People do this. I just stumbled into this, they say, didn’t really try to be here, but just happened to… It’s okay to say, I want to be here. I came on purpose. More than that, it’s a lie to say otherwise, and it’s a lie that buries an impulse we’d do well to inspect–it’s as if someone had a crush and kept turning up at places where they could interact with their sweetheart, but kept telling others and themselves that they really weren’t trying at all–you get the point.
That’s what I learned today: there’s no reason to be apologetic about needing God or wanting to be with Him. Human beans we are, we want to be self-sufficient, independent, masters of our own fates, but we’re really not. Just like we have a primordial desire for relationship, we have a deeper one of relationship with God.
In fact, we might be apologetic to others and to ourselves for wanting to seek God, but He surely was not apologetic about wanting to seek us. God Himself became man, first an infant born in undignified straits, and grew into a man Who died in the most public and grotesque way possible, having been debased and abused, but all the while asserting His divinity and the salvific nature of His ministry.
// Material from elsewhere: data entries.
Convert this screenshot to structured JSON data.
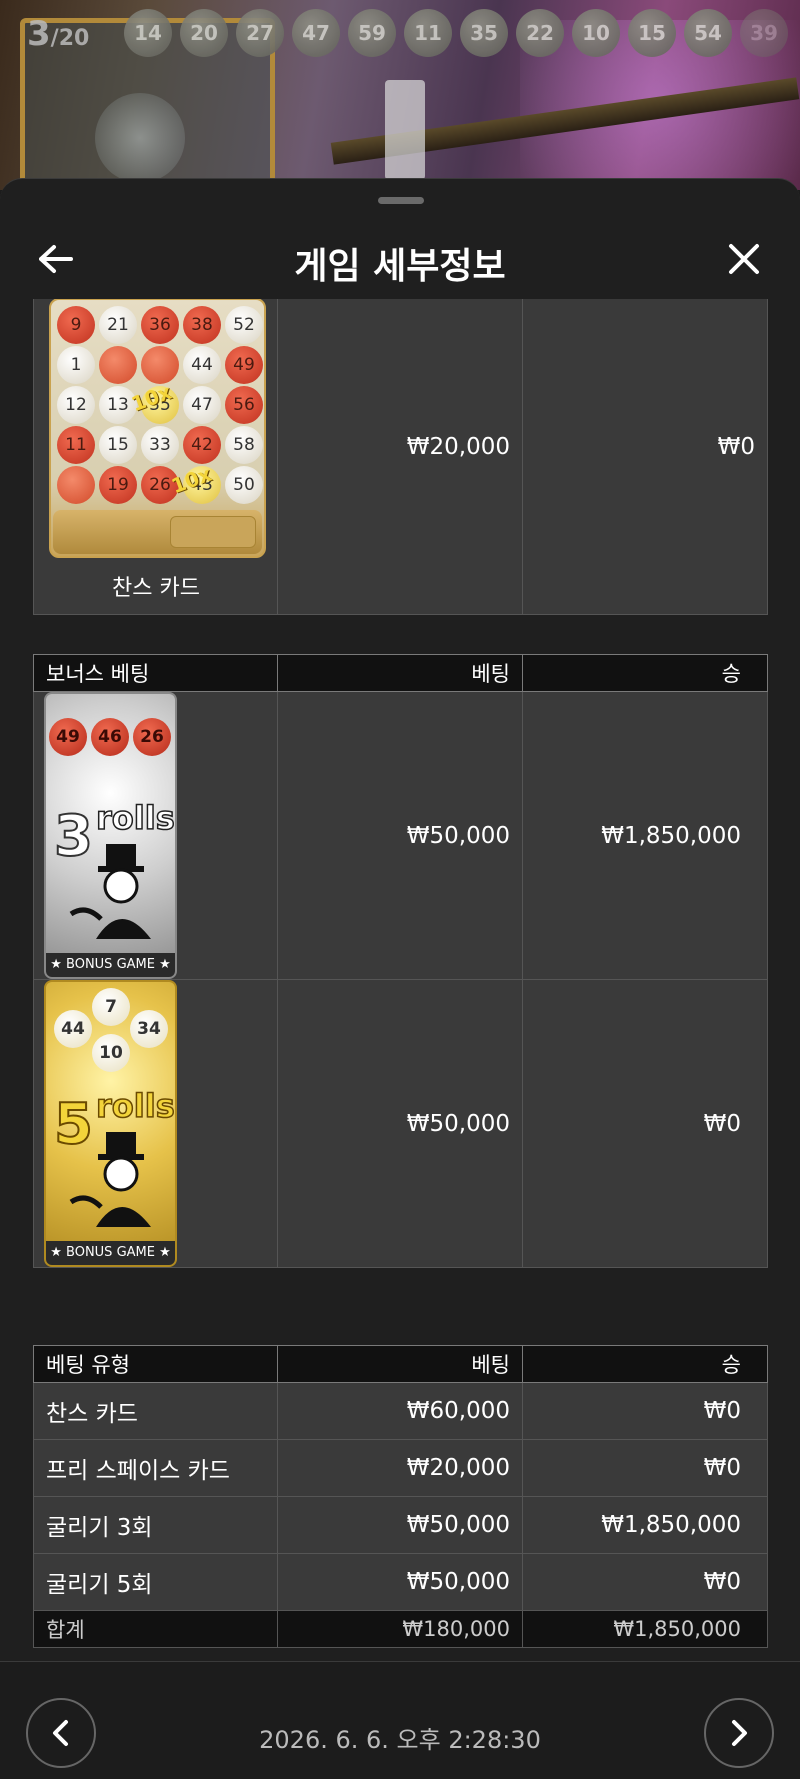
{
  "top_strip": {
    "round_current": "3",
    "round_total": "/20",
    "drawn_balls": [
      "14",
      "20",
      "27",
      "47",
      "59",
      "11",
      "35",
      "22",
      "10",
      "15",
      "54",
      "39"
    ]
  },
  "header": {
    "title": "게임 세부정보"
  },
  "chance_card": {
    "caption": "찬스 카드",
    "bet": "₩20,000",
    "win": "₩0",
    "card_numbers": [
      [
        "9",
        "21",
        "36",
        "38",
        "52"
      ],
      [
        "1",
        "",
        "",
        "44",
        "49"
      ],
      [
        "12",
        "13",
        "35",
        "47",
        "56"
      ],
      [
        "11",
        "15",
        "33",
        "42",
        "58"
      ],
      [
        "",
        "19",
        "26",
        "43",
        "50"
      ]
    ],
    "multiplier_label": "10x"
  },
  "bonus_table": {
    "headers": [
      "보너스 베팅",
      "베팅",
      "승"
    ],
    "rows": [
      {
        "card": {
          "balls": [
            "49",
            "46",
            "26"
          ],
          "number": "3",
          "rolls_word": "rolls",
          "label": "★ BONUS GAME ★"
        },
        "bet": "₩50,000",
        "win": "₩1,850,000"
      },
      {
        "card": {
          "balls": [
            "7",
            "44",
            "34",
            "10"
          ],
          "number": "5",
          "rolls_word": "rolls",
          "label": "★ BONUS GAME ★"
        },
        "bet": "₩50,000",
        "win": "₩0"
      }
    ]
  },
  "summary_table": {
    "headers": [
      "베팅 유형",
      "베팅",
      "승"
    ],
    "rows": [
      {
        "type": "찬스 카드",
        "bet": "₩60,000",
        "win": "₩0"
      },
      {
        "type": "프리 스페이스 카드",
        "bet": "₩20,000",
        "win": "₩0"
      },
      {
        "type": "굴리기 3회",
        "bet": "₩50,000",
        "win": "₩1,850,000"
      },
      {
        "type": "굴리기 5회",
        "bet": "₩50,000",
        "win": "₩0"
      }
    ],
    "total": {
      "label": "합계",
      "bet": "₩180,000",
      "win": "₩1,850,000"
    }
  },
  "footer": {
    "timestamp": "2026. 6. 6. 오후 2:28:30"
  },
  "colors": {
    "panel_bg": "#1f1f1f",
    "row_bg": "#3a3a3a",
    "header_bg": "#111111",
    "red_ball": "#d8432a",
    "gold": "#f3d43a"
  }
}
He never said, “It was convenient, so I dropped by.”
He says, “I came for you.” If even one sheep is missing the Good Shepherd would abandon the 99 to seek the one, and so He sought us, you and me, at such a cost!
As Matthew Schmitz writes in a feature from the August 2016 issue of First Things,
Christianity is a religion of losers. To the weak and humble, it offers a stripped and humiliated Lord. To those without reason for optimism, it holds up the cross as a sign of hope. To anyone who does not win at life, it promises that whoever loses his life for Christ’s sake shall find it.